The "Candyman" Reboot Subverts Cinematic Tropes of Black SufferingBreaking News
tags: film, African American history, popular culture, cultural history, horror movies, Cinema
At one point in the long-awaited new film Candyman, billed as a “spiritual sequel” to the 1992 cult horror flick by the same name, a character is heading toward an inevitable confrontation with the monster. We’ve seen this moment a thousand times. The character knows now that evil is afoot. She knows that it’s of a supernatural variety. Blood has been shed. Her every step is measured and cautious. We can hear the creaking. We are tensed, ready for the jump scare. She comes upon a door, slowly opens it. On the other side is a long stairwell leading down to an eerie cellar. We know that she must go down there. She knows that she must go down there. She considers the dark path before her for a moment before gently but decisively shutting the door.
“Nope,” she says.
Watching a screener, I imagined audiences losing it at this particular moment. How many times have we watched horror films in which the protagonist makes the inexplicable choice to go further into danger just to find out what’s down there? For Black viewers, this habit is racialized: This is white-people shit, the joke goes. They obviously don’t have enough to be afraid of in real life, so they go around looking for dangerous situations, opening the door, releasing the curse, unsealing the tomb. There’s a reason “Fuck around and find out” and its cousin, “Play stupid games, win stupid prizes,” are Black proverbs. The protagonist and the creators of the new Candyman—co-written by Jordan Peele, Win Rosenfeld, and Nia DaCosta, who also directs—are not here to play stupid games.
The original Candyman, an adaptation by the British filmmaker Bernard Rose of the British writer Clive Barker’s short story “The Forbidden,” was explicitly conceived and directed through a white gaze. The new Candyman is the first horror feature distributed by a major studio to be directed by a Black woman, DaCosta. During the making of it, she was intensely conscious that Black pain has always been a lucrative source of content for Hollywood but is rarely handled with enough consideration to keep it from effectively and constantly re-traumatizing Black viewers. “My concern is really getting into what the film is about and who the film is for,” she told me via email. “With a film like this, that traffics in Black pain and trauma, it’s imperative that it is told from a Black POV; it’s imperative that we consider the audience for whom this film could be harmful, and that we are very careful about execution.”

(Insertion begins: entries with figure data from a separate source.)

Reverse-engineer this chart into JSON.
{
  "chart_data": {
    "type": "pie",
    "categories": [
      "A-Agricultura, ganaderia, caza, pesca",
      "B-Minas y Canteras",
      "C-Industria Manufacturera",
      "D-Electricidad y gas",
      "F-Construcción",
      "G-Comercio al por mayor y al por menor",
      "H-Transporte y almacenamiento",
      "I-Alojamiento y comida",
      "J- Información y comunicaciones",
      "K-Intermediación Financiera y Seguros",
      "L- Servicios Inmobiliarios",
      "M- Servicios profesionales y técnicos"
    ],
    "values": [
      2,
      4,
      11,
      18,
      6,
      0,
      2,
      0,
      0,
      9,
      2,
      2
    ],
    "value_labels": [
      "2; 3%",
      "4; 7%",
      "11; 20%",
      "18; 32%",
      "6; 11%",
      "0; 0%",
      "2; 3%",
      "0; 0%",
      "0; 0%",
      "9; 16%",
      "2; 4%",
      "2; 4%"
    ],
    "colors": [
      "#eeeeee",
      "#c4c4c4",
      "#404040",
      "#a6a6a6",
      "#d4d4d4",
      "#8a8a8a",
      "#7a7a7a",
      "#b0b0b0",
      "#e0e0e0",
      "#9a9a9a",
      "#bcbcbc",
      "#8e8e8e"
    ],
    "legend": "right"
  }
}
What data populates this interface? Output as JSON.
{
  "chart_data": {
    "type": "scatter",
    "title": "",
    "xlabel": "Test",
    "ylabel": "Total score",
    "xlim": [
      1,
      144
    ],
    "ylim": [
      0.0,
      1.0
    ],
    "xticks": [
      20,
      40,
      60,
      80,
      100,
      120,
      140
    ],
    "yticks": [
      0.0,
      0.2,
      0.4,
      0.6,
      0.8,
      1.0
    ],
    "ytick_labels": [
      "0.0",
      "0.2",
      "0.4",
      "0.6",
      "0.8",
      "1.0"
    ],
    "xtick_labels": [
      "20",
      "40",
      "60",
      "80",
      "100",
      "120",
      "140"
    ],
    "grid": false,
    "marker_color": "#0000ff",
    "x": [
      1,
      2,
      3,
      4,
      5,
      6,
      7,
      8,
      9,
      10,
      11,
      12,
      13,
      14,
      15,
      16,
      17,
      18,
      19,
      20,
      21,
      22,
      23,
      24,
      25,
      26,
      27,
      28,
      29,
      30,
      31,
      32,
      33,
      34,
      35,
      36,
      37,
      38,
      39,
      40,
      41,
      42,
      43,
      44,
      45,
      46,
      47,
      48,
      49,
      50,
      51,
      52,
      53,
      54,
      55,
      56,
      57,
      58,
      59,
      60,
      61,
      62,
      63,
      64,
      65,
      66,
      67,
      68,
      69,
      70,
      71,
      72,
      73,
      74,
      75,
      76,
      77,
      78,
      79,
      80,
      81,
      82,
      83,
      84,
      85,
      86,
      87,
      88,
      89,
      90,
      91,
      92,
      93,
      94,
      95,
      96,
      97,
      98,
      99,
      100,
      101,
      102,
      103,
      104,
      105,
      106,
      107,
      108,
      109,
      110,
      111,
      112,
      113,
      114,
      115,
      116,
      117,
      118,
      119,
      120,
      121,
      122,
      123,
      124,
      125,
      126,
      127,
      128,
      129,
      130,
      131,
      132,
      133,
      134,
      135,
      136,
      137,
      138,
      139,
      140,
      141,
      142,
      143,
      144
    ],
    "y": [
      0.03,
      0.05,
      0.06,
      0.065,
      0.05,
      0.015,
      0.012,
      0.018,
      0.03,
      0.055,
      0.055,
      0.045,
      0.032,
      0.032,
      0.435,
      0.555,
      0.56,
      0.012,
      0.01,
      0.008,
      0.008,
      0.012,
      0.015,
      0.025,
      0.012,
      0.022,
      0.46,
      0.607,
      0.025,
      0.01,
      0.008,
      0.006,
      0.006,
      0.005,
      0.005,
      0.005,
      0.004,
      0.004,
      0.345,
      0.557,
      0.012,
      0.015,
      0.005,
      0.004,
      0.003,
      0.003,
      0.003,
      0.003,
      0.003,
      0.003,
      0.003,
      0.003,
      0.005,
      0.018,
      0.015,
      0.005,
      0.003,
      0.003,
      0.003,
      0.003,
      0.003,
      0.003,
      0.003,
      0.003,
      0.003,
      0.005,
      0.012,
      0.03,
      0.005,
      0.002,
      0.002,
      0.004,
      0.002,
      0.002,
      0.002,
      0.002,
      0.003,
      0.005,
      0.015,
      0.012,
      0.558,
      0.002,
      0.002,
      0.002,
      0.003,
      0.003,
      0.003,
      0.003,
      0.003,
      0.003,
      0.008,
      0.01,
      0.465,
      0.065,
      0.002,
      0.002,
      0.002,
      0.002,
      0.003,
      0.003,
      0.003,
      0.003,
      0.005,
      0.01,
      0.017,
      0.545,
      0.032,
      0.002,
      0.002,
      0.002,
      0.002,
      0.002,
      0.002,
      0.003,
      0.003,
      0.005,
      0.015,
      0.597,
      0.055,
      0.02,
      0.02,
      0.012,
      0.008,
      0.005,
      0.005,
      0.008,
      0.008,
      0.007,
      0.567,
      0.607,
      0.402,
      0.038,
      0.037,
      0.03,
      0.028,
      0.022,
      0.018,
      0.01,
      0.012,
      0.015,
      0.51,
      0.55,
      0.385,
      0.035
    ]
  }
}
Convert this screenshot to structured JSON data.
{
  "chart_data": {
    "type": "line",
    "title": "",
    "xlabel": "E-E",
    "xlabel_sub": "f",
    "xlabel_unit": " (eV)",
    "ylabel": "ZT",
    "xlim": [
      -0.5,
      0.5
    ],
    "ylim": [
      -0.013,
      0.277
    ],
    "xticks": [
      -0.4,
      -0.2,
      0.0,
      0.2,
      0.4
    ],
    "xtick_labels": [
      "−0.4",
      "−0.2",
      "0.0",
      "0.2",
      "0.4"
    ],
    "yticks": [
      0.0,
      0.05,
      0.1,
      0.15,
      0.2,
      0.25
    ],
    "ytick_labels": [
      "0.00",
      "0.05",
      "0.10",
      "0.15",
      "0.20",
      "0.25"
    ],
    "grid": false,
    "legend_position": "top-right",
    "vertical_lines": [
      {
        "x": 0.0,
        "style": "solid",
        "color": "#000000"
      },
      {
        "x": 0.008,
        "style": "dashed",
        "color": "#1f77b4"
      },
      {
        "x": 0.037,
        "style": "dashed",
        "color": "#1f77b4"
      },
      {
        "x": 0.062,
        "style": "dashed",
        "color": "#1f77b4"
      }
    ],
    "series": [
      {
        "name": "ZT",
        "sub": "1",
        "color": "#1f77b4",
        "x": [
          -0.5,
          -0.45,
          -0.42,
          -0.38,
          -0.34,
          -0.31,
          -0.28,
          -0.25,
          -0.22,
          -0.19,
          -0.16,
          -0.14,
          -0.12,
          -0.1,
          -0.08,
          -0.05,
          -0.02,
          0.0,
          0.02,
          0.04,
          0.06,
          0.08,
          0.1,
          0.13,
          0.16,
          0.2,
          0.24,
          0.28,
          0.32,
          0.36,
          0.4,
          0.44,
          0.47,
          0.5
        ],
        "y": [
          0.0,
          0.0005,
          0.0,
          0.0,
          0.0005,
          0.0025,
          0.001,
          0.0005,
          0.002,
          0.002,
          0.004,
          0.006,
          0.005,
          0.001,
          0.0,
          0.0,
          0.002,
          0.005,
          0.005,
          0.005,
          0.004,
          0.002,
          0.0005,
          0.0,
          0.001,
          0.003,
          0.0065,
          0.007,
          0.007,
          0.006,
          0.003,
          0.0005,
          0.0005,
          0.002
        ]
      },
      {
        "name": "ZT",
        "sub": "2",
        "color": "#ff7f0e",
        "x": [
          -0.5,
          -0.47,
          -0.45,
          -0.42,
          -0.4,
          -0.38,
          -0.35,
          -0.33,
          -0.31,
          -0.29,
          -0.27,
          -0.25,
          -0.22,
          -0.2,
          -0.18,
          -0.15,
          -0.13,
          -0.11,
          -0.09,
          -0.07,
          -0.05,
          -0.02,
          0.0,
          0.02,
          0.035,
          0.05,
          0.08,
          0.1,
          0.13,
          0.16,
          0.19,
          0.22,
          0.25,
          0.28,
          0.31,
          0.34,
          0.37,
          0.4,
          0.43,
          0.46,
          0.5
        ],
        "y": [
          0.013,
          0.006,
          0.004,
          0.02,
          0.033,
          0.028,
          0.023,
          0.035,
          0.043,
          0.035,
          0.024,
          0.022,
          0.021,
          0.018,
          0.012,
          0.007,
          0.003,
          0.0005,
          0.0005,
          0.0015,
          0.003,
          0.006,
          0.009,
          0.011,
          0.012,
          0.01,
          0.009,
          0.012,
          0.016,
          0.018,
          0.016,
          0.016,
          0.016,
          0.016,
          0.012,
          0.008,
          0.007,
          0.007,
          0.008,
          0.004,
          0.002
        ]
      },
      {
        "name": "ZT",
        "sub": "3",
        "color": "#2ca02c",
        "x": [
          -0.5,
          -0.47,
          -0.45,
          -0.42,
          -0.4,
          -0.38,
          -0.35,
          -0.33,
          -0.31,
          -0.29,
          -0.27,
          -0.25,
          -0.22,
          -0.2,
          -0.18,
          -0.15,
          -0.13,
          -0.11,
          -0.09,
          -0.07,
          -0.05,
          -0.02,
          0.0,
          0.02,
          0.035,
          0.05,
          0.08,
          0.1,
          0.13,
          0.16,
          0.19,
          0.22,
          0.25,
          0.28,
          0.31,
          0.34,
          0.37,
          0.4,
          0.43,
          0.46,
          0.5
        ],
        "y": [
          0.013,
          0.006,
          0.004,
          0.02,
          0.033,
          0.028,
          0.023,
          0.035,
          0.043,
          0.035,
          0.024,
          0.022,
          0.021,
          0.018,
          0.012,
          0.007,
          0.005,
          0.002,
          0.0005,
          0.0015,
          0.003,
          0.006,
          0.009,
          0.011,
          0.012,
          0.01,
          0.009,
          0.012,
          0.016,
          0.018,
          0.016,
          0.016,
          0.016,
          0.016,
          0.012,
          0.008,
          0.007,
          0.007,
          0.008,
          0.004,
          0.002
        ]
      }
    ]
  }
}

DaCosta and her collaborators had their work cut out for them. In the original Candyman, Rose imports Barker’s tour de force of mood and shiver—a story that works as both a chiller and a meditation on class in Barker’s native Liverpool—to America, swapping in race for class. In the short story, a white academic traipses into the “drear canyons” of council housing to study graffiti, and residents there begin to tell her tales of horror that they say no one else has believed. In Rose’s film, a white academic traipses into Chicago’s Cabrini-Green projects, where Black families report being terrorized by a Black serial killer who returns from the dead when his name—Candyman (he comes bearing candy)—is invoked five times in front of a mirror. Racially speaking, the results can most generously be described as cringeworthy.
The projects in Rose’s Candyman are an apocalypse, home to an egregious liberal fantasy of an oppressed and impoverished underclass. Kindhearted single mothers who work low-wage jobs deliver monologues in a theatrical Ebonics. Orphaned children roam the streets. The mass of Black families is treated as a nameless, faceless, childish people prone to superstitions and living under the shadow of an unforgiving god. The film offers up a racialized poverty Kabuki in which pain is the chief characteristic of Blackness. It doesn’t help that the imagined backstory for Candyman, dreamed up by Rose, is that he was violently murdered for lusting after a white woman, as if even in our victimization, proximity to whiteness remains a forbidden prize.
Horror noire, the 2019 documentary on Black horror based on Robin R. Means Coleman’s book of the same title, proposes that one of the first mainstream films in the genre was not billed as one. D. W. Griffith’s The Birth of a Nation, released in 1915, dramatizes the heroic—in its view—formation of the Ku Klux Klan, which rides to the rescue of white people everywhere when a libidinous Black man named Gus (portrayed in blackface) assaults a fragile white woman. If horror plays on the audience’s fears as a means of entertainment, The Birth of a Nation would have done so in entirely opposite ways for the country’s Black and white viewers. For white people, the character of Gus functioned as something like a predecessor to Jason Voorhees in Friday the 13th and Freddy Krueger in A Nightmare on Elm Street, an unrepentant monster who is coming for you and all that you love unless he is stopped. The film depicts the ultimate lynching of Gus as a valiant and noble act. Shortly after its release, the movie was screened at the White House for President Woodrow Wilson and his Cabinet. The Birth of a Nation is still considered path-breaking, one of the most important films in early American cinema. Therein lies the horror for the country’s Black population.